Assessing detergent-mediated virus inactivation, protein stability, and impurity clearance in biologics downstream processes.

Detergent-mediated virus inactivation (VI) provides a valuable orthogonal strategy for viral clearance in mammalian processes, in particular for next-generation continuous manufacturing. Furthermore, there exists an industry-wide need to replace the conventionally employed detergent Triton X-100 with eco-friendly alternatives. However, given Triton X-100 has been the gold standard for VI due its minimal impact on protein stability and high inactivation efficacy, inactivation by other eco-friendly detergents and its impact on protein stability is not well understood.
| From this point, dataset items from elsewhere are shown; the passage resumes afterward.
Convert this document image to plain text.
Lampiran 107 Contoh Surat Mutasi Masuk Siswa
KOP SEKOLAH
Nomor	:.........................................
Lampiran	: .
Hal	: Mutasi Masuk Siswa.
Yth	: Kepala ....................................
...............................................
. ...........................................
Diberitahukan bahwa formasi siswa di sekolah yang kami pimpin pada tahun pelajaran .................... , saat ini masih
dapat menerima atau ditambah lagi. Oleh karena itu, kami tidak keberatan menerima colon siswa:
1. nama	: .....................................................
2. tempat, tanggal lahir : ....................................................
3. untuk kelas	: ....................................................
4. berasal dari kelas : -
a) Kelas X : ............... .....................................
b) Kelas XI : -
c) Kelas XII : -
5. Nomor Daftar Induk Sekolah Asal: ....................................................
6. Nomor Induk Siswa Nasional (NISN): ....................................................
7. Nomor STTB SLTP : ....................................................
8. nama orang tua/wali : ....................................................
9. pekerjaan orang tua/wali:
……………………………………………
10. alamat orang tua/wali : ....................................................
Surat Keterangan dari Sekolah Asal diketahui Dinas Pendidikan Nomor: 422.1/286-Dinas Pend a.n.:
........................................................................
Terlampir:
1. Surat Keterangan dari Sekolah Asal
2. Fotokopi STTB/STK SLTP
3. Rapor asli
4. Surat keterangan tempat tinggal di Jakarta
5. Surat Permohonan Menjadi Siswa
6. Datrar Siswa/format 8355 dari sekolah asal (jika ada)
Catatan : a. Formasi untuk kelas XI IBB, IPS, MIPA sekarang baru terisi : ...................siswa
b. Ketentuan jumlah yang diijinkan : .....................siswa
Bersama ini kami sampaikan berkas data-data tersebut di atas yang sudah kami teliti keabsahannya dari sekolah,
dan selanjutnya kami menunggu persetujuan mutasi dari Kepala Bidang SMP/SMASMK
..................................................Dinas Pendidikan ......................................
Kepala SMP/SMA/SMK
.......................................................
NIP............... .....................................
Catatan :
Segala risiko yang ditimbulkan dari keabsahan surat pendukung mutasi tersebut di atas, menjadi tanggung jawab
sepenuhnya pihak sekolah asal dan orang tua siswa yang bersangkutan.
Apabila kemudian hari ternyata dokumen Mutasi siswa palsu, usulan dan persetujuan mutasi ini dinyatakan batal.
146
In this study, the sugar-based detergent commonly used in membrane protein purification, n-dodecyl-ß- d-maltoside was found to be a promising alternative for VI. We investigated a panel of detergents to compare the relative VI efficacy, impact on therapeutic quality attributes, and clearance of the VI agent and other impurities through subsequent chromatographic steps. Detergent-mediated inactivation and protein stability showed comparable trends to low pH inactivation. Using experimental and modeling data, we found detergent-mediated product aggregation and its kinetics to be driven by extrinsic factors such as detergent and protein concentration. Detergent-mediated aggregation was also impacted by an initial aggregation level as well as intrinsic factors such as the protein sequence and detergent hydrophobicity, and critical micelle concentration. Knowledge gained here on factors driving product stability and VI provides valuable insight to design, standardize, and optimize conditions (concentration and duration of inactivation) for screening of detergent-mediated VI.